Legislation recognizing the use of Bitcoin and other cryptocurrencies as a way to stay up with “global standards” will allegedly soon be passed by the Nigerian government.
Following an interview with the chairman of the House of Representatives Committee on Capital Markets, Babangida Ibrahim, Punch Newspapers, a Nigerian publication, broke the news on December 18.
According to the article, the local Securities and Exchange Commission would be able to “recognize bitcoin and other digital monies as capital for investment” if the Investments and Securities Act 2007 (Amendment) Bill were to become law.
Ibrahim emphasized the need for Nigeria to be current with capital market trends and developments:
“Like I said earlier during the second reading, we need an efficient and vibrant capital market in Nigeria. For us to do that, we have to be up to date [with] global practices.”
The CBN found that the majority of these investors don’t even have local accounts when bitcoin was first outlawed in Nigeria. Therefore, they fall outside of the CBN’s purview. There is no way for the CBN to check them because they aren’t using local accounts, he said.
The 2007 Investments and Securities Act of Nigeria would be modified if the legislation is approved.

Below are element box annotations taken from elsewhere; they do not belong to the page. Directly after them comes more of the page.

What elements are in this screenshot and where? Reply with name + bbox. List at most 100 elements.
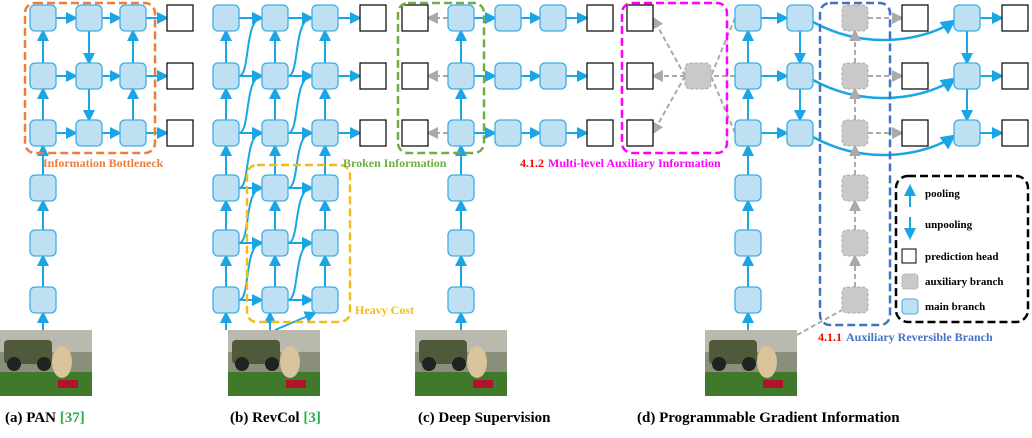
lateral-arrow <box>287 237 314 301</box>
prediction-head-icon <box>901 248 917 264</box>
main-branch-node <box>212 229 240 257</box>
prediction-head <box>586 119 614 147</box>
main-branch-node <box>494 62 522 90</box>
main-branch-node <box>786 119 814 147</box>
bottleneck-label: Information Bottleneck <box>43 156 164 170</box>
prediction-head <box>401 119 429 147</box>
lateral-arrow <box>238 70 264 134</box>
input-image <box>0 330 92 396</box>
main-branch-node <box>311 174 339 202</box>
prediction-head <box>166 62 194 90</box>
lateral-arrow <box>287 182 314 244</box>
main-branch-node <box>261 174 289 202</box>
prediction-head <box>901 62 929 90</box>
prediction-head <box>1001 119 1029 147</box>
flow-arrow <box>274 311 317 331</box>
prediction-head <box>901 4 929 32</box>
lateral-arrow <box>287 70 314 134</box>
auxiliary-branch-node <box>841 286 869 314</box>
main-branch-node <box>29 119 57 147</box>
main-branch-node <box>447 229 475 257</box>
main-branch-node <box>29 62 57 90</box>
prediction-head <box>626 4 654 32</box>
prediction-head <box>626 62 654 90</box>
auxiliary-branch-icon <box>901 273 919 290</box>
prediction-head <box>1001 62 1029 90</box>
auxiliary-arrow <box>652 16 686 77</box>
legend: pooling unpooling prediction head auxili… <box>894 174 1030 324</box>
auxiliary-arrow <box>710 17 736 77</box>
main-branch-node <box>212 4 240 32</box>
main-branch-node <box>953 119 981 147</box>
lateral-arrow <box>287 127 314 189</box>
main-branch-node <box>311 119 339 147</box>
auxiliary-branch-node <box>684 62 712 90</box>
legend-pooling: pooling <box>925 188 960 200</box>
input-image <box>228 330 320 396</box>
main-branch-node <box>447 119 475 147</box>
reversible-arrow <box>812 77 957 100</box>
prediction-head <box>586 4 614 32</box>
main-branch-node <box>734 4 762 32</box>
main-branch-node <box>953 4 981 32</box>
auxiliary-arrow <box>652 75 686 135</box>
main-branch-node <box>734 174 762 202</box>
main-branch-node <box>119 4 147 32</box>
caption-a: (a) PAN [37] <box>5 410 85 426</box>
legend-auxiliary-branch: auxiliary branch <box>925 276 1004 288</box>
main-branch-node <box>212 119 240 147</box>
main-branch-node <box>29 229 57 257</box>
prediction-head <box>401 4 429 32</box>
lateral-arrow <box>238 12 264 77</box>
lateral-arrow <box>238 127 264 189</box>
main-branch-icon <box>901 298 919 315</box>
reversible-label: 4.1.1 Auxiliary Reversible Branch <box>818 330 993 344</box>
main-branch-node <box>212 286 240 314</box>
bottleneck-region <box>23 1 157 155</box>
legend-main-branch: main branch <box>925 301 985 313</box>
legend-unpooling: unpooling <box>925 219 973 231</box>
auxiliary-branch-node <box>841 4 869 32</box>
main-branch-node <box>212 174 240 202</box>
reversible-arrow <box>812 134 957 157</box>
main-branch-node <box>75 119 103 147</box>
prediction-head <box>901 119 929 147</box>
caption-b: (b) RevCol [3] <box>230 410 321 426</box>
main-branch-node <box>29 174 57 202</box>
main-branch-node <box>539 119 567 147</box>
main-branch-node <box>494 119 522 147</box>
prediction-head <box>1001 4 1029 32</box>
main-branch-node <box>539 4 567 32</box>
heavy-cost-label: Heavy Cost <box>355 303 414 317</box>
caption-c: (c) Deep Supervision <box>418 410 551 426</box>
main-branch-node <box>786 62 814 90</box>
main-branch-node <box>786 4 814 32</box>
prediction-head <box>401 62 429 90</box>
auxiliary-branch-node <box>841 229 869 257</box>
lateral-arrow <box>287 12 314 77</box>
auxiliary-arrow <box>710 75 736 134</box>
main-branch-node <box>734 286 762 314</box>
main-branch-node <box>447 286 475 314</box>
main-branch-node <box>494 4 522 32</box>
heavy-cost-region <box>245 163 352 324</box>
main-branch-node <box>734 229 762 257</box>
prediction-head <box>586 62 614 90</box>
main-branch-node <box>261 229 289 257</box>
reversible-arrow <box>812 19 957 42</box>
prediction-head <box>359 4 387 32</box>
main-branch-node <box>953 62 981 90</box>
caption-d: (d) Programmable Gradient Information <box>637 410 900 426</box>
lateral-arrow <box>238 182 264 244</box>
broken-information-label: Broken Information <box>343 156 447 170</box>
multilevel-label: 4.1.2 Multi-level Auxiliary Information <box>520 156 721 170</box>
prediction-head <box>626 119 654 147</box>
auxiliary-branch-node <box>841 119 869 147</box>
main-branch-node <box>75 4 103 32</box>
main-branch-node <box>29 4 57 32</box>
input-image <box>705 330 797 396</box>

The bill would specify the Central Bank of Nigeria’s (CBN) and Securities Exchange Commission (SEC) (Nigeria) regulatory functions on topics connected to digital currencies in addition to giving legal recognition to Bitcoin and other cryptocurrencies, according to the article.
The eNaira, the digital currency issued by Nigeria’s central bank, has received little to no attention from Nigerians and only has a 0.5% adoption rate as of October, 12 months after its inception.
As usage grew after the ban in February 2021, the Nigerian government’s earlier efforts to suppress cryptocurrency activities may have also been fruitless.
Nigerians were only behind the United States in Bitcoin trade volume from January to August of last year, and at that time, they were more likely to google “Bitcoin” than anyone from any other nation.
An April research report by CoinGecko revealed that Nigerian citizens were the most interested in cryptocurrencies. The intrigue is not surprising given that Nigerians are still trying to combat extreme inflation and a depressed economy.
In September, Nigeria began preliminary negotiations with cryptocurrency exchange Binance to create a crypto-friendly economic zone that will assist local blockchain and cryptocurrency firms.